Oublis ? Négligences ?

Des enquêtes ont été menées sur des cas semblables, des individus et des sociétés ont été l’objet de poursuites, des condamnations à une amende parfois élevée ont été prononcées.

De l’analyse de ces dossiers, il ressort que les épargnants « crédules » qui ont fait appel à ces arnaqueurs ont manqué de vigilance et à maints égards :

  • Ils n’ont pas pris soin de vérifier si les « professionnels » avec qui ils faisaient affaire détenaient un permis en règle de la Commission des valeurs mobilières du Québec, la CVMQ ; ils n’ont demandé à ces professionnels aucun avis écrit sur la légalité de la transaction proposée ;
  • Ils ont acheté des actions sans s’assurer que la société émettrice avait dûment déposé auprès de la CVMQ son prospectus, ou encore une notice d’offre, exigée à l’égard de placements restreints (c’est-à-dire des titres offerts à moins de 50 investisseurs) ou qu’elle avait obtenu une dispense ;
  • Ils ont investi des sommes considérables dans des actions de sociétés qui ne possèdent aucun élément d’actif sérieux, donc sans valeur ; la possibilité de revente de ces titres est souvent nulle : qui voudrait acheter des actions d’une société privée, non inscrite à la bourse et totalement inconnue du public ?
  • Et, de plus, si les actions détenues dans le REER ont été offertes en garantie du prêt, celles-ci deviennent imposables à l’instar d’un retrait. Un juriste ou un fiscaliste leur aurait indiqué ceci s’ils avaient pris le temps de consulter.
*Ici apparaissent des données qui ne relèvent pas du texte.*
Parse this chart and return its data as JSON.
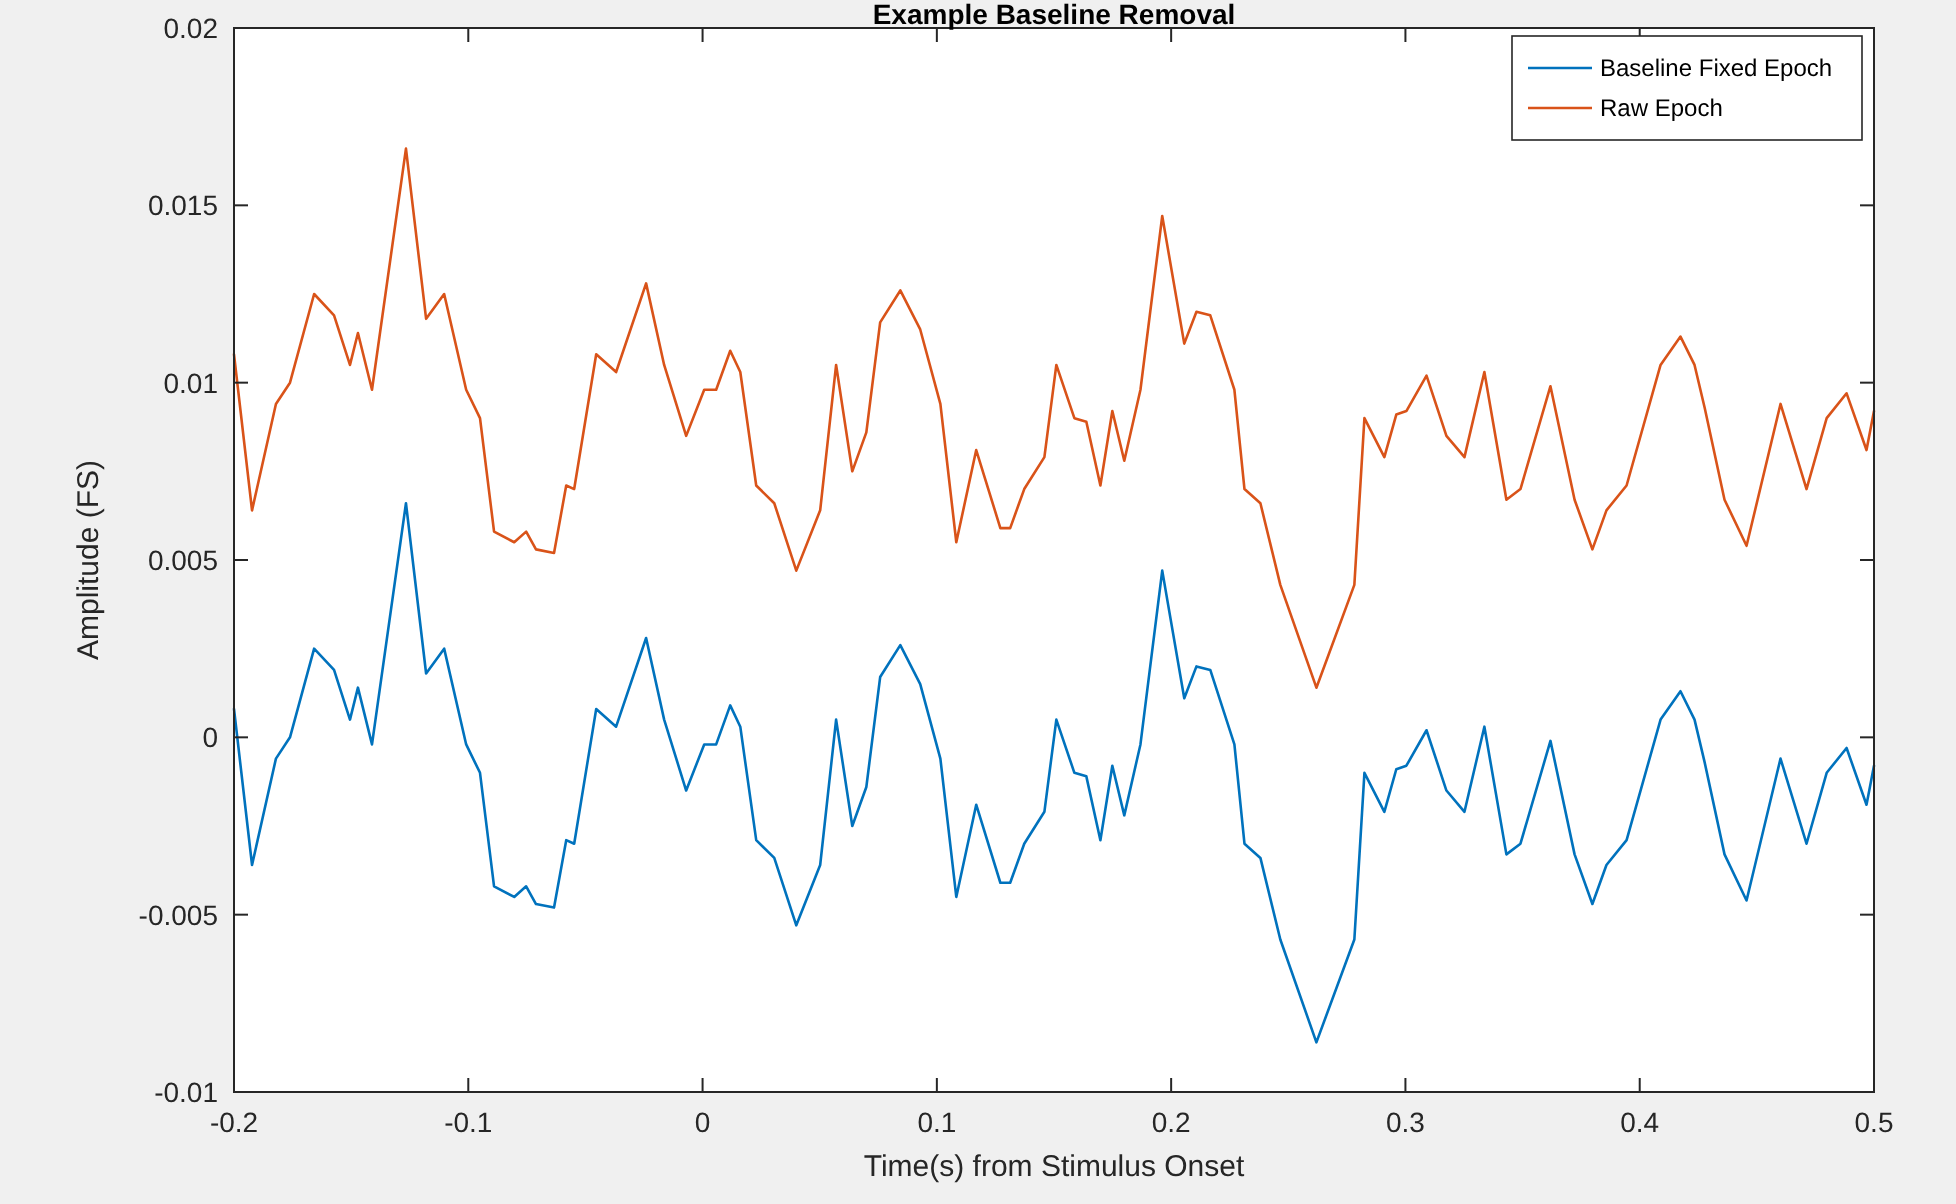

Revenu Québec et la CVMQ multiplient les avertissements, en exhortant les investisseurs à la prudence. La quasi-totalité des conseillers et planificateurs financiers sont honnêtes. Il existe malheureusement des fripouilles qui affirment pouvoir « vider » votre REER. C’est vrai. Ces gens-là peuvent le vider… La prudence s’impose.

* Il existe d’autres situations plus particulières qui permettent d’effectuer le retrait d’un REER sans incidence fiscale. Ces cas sont exceptionnels et nécessitent l’intervention d’un spécialiste (fiscaliste ou autre). Nous ne pouvons que recommander à quiconque serait tenté d’effectuer une démarche de cette nature d’être très vigilant.